No es ningún secreto que, para el Santa Fe de Gustavo Costas, un gol en contra es el comienzo del fin. Cimentado sobre la confianza, seguridad y la defensa del 0 en su arco, la moral del expreso se viene al piso tan pronto como se va abajo en el marcador; no sólo por el fracaso de su plan inicial, sino por lo que tiene que hacer a continuación: atacar. Y es que en los últimos encuentros, el ataque no sólo le ha traído dolores de cabeza a Santa Fe, sino que ha dado muestras de parecerle otro deporte.

El sistema ofensivo del equipo de Costas es, con seguridad, uno de los más simples de la Liga Águila. Una vez se hace con el balón, indistintamente de si es en su propio campo o en campo rival, Santa Fe se entrega al despliegue de Juan Daniel Roa y Anderson Plata, o bien la pegada goleadora de Jonathan Gómez: todos argumentos que requieren de espacios para prosperar.

¿Cómo atacar cuando no es posible el contragolpe? El asunto pendiente de Costas

En este orden de ideas, una vez se viene abajo en el marcador y su rival pasa a defender la ventaja, el expreso rojo se hace inofensivo sin espacios. En respuesta a esto, Gustavo Costas parece tener en mente un nuevo dibujo táctico con cuatro defensas, lo que significaría sumar un jugador ofensivo al once titular, presumiblemente un centrocampista.

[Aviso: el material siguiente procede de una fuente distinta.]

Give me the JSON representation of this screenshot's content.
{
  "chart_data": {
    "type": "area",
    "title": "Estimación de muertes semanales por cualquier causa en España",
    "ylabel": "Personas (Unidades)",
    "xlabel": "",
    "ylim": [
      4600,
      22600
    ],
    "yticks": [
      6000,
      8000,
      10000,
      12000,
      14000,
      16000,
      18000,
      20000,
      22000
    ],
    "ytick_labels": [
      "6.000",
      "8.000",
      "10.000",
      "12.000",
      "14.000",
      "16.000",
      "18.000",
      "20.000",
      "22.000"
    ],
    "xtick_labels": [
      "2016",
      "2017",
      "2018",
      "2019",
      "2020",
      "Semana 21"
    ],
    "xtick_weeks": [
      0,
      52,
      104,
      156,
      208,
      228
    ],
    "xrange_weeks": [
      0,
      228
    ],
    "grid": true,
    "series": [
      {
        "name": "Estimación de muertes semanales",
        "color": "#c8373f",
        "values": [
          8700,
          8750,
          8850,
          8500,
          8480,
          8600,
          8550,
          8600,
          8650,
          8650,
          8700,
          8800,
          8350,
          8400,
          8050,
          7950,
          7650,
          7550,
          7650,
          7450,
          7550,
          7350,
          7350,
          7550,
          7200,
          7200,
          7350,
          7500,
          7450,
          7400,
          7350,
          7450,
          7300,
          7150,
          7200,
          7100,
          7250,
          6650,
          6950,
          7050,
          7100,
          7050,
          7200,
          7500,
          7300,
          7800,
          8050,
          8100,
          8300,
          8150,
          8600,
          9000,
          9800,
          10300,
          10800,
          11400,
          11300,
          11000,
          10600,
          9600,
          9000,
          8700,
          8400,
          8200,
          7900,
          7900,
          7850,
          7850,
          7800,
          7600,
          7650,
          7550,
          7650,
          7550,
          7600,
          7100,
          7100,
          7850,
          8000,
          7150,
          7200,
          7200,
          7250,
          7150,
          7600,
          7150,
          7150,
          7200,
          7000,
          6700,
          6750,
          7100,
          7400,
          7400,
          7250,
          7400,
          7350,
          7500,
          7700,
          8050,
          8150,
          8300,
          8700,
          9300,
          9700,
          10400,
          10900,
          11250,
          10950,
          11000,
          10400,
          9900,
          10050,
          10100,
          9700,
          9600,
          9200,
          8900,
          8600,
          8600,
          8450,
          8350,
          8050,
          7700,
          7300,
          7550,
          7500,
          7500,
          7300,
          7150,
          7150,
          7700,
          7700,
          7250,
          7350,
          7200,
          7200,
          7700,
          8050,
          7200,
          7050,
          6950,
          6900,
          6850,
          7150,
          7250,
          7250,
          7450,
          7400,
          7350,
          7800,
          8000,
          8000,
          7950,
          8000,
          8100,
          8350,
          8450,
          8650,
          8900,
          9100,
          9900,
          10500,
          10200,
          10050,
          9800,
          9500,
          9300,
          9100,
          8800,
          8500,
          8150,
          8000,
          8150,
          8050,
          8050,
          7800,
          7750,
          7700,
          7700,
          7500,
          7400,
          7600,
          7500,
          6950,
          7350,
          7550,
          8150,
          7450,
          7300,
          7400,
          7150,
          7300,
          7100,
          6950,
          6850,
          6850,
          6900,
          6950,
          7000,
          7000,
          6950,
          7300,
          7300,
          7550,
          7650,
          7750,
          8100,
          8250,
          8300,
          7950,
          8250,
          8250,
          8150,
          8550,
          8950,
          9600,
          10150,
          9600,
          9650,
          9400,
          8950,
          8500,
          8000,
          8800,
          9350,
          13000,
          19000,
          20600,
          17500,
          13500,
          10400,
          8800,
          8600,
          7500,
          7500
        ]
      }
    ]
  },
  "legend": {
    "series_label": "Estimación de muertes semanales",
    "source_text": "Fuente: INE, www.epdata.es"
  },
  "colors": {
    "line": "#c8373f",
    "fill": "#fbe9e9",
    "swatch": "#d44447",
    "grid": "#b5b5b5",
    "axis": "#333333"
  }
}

No obstante, suficientes lecciones nos ha dado el fútbol de que sumar un efectivo en ataque no se traduce necesariamente en una mejora ofensiva. En el caso de Santa Fe, el quid del asunto está en hallar un mecanismo que, en lugar de hacer correr a los suyos, haga correr al balón. Y ese mecanismo puede tener nombre propio.

Kevin Salazar puede ofrecer las respuestas que busca Santa Fe

En Kevin Salazar hay un proyecto extraordinario de futbolista. Su menuda talla esconde un arsenal de técnica y creatividad, que va desde un control de balón académico hasta un sentido del pase impoluto. La velocidad que carece para correr le sobra para poner a rodar el cuero y perfilarse como la pieza cerebral no sólo para Santa Fe, sino para los demás equipos de élite.

Pero, hoy por hoy, en su cara no hay rastros de la alegría de aquellos días en que su fútbol dejó sin aliento a la Liga. Salazar ha pasado a vivir de un papel secundario, y se ha resignado a ser visto como quien apaga los fuegos y no quien los crea. Al final ni siquiera es capaz de apagarlos: su equipo lo recibe con extrañeza, como ver a un artista entre gacelas.

Ahora que Gustavo Costas parece haberse sacudido, ¿convencerá a su equipo de atacar con la misma fe con que defiende? Si esta es la cuestión que atañe al entrenador argentino, seguro que con Kevin Salazar lo tendrá más fácil.